Similarly, Emma Goldberg, in the New York Times on August 3rd, asked “Will A.I. Kill Meaningless Jobs?”  If it does, it would make workers happier in the short run, but it could also contribute to “the hollowing out of the middle class.”  Although the positions that AI could absorb might be lacking in true significance, many “have traditionally opened up these white-collar fields to people who need opportunities and training, serving as accelerants for class mobility:  paralegals, secretaries, assistants.”  These roles could be replaced by ones with “lower pay, fewer opportunities to professionally ascend, and – even less meaning.”  Additionally, “while technology will transform work, it can’t displace people’s complicated feelings toward it.”  So we don’t know – but breaking even is not good enough for what is often predicted to be a trillion-dollar industry.

Back to the issue of perceived AI value is “A lack-of-demand problem” (Dan DeFrancesco, Insider Today, August 8th).  “A chief marketing officer” may have been justified in expecting that the Google AI tools it introduced would “be an easy win,” as “in the pantheon of industries set to be upended by AI, marketing is somewhere near the top,” as the technology could “supercharge a company’s marketing department in plenty of ways,” such as by providing “personalized emails” and “determining where ads should run.” Unfortunately, per the CMO, “it hasn’t yet,” as “one tool disrupted its advertising strategy so much they stopped using it,” “another was no better at the job than a human,” and one more “was only successful about 60% of the time.”  Similar claims appear here from Morgan Stanley and “a pharma company.”  In all, “while it’s only fair to give the industry time to work out the kinks, the bills aren’t going to slow down anytime soon.”

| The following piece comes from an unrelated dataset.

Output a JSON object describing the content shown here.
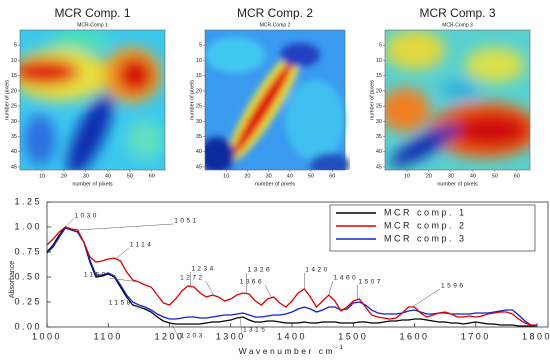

In the meantime, per “What Teachers Told Me About A.I. in School” (Jessica Grose, The New York Times, August 14th), AI is causing problems there, per examples of middle school students, lacking “the background knowledge or… intellectual stamina to question unlikely responses,” turning in assignments including the likes of “the Christian prophet Moses got chocolate stains out of T-shirts.”  Teachers are describing AI-based cheating as “rampant,” but are more concerned about students not learning how to successfully struggle through challenging problems.  Accordingly, they are “unconvinced of its transformative properties and aware of its pitfalls,” and “only 6 percent of American public school teachers think that A.I. tools produce more benefit than harm.”

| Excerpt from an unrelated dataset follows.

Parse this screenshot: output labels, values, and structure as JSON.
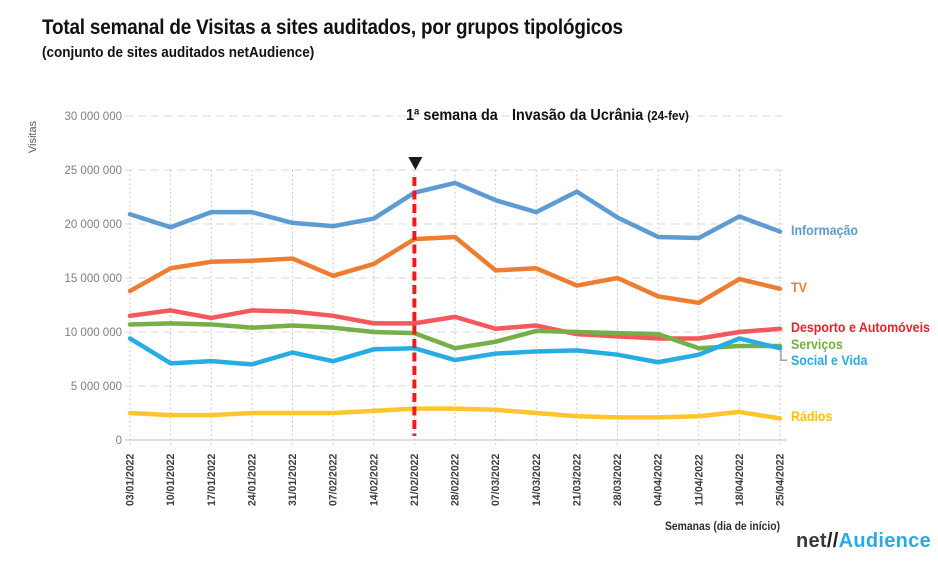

I do not know how long these AI failings will continue.  With massive spending on the technology by its providers continuing, they will be under increasing pressure to deliver useful and accurate products.  How customers react, and how patient they will be, will eventually determine how successful artificial intelligence, as a line of business, will be over the next several years.  After some length of time, future promises will no longer pacify those now dissatisfied.  When will we reach that point?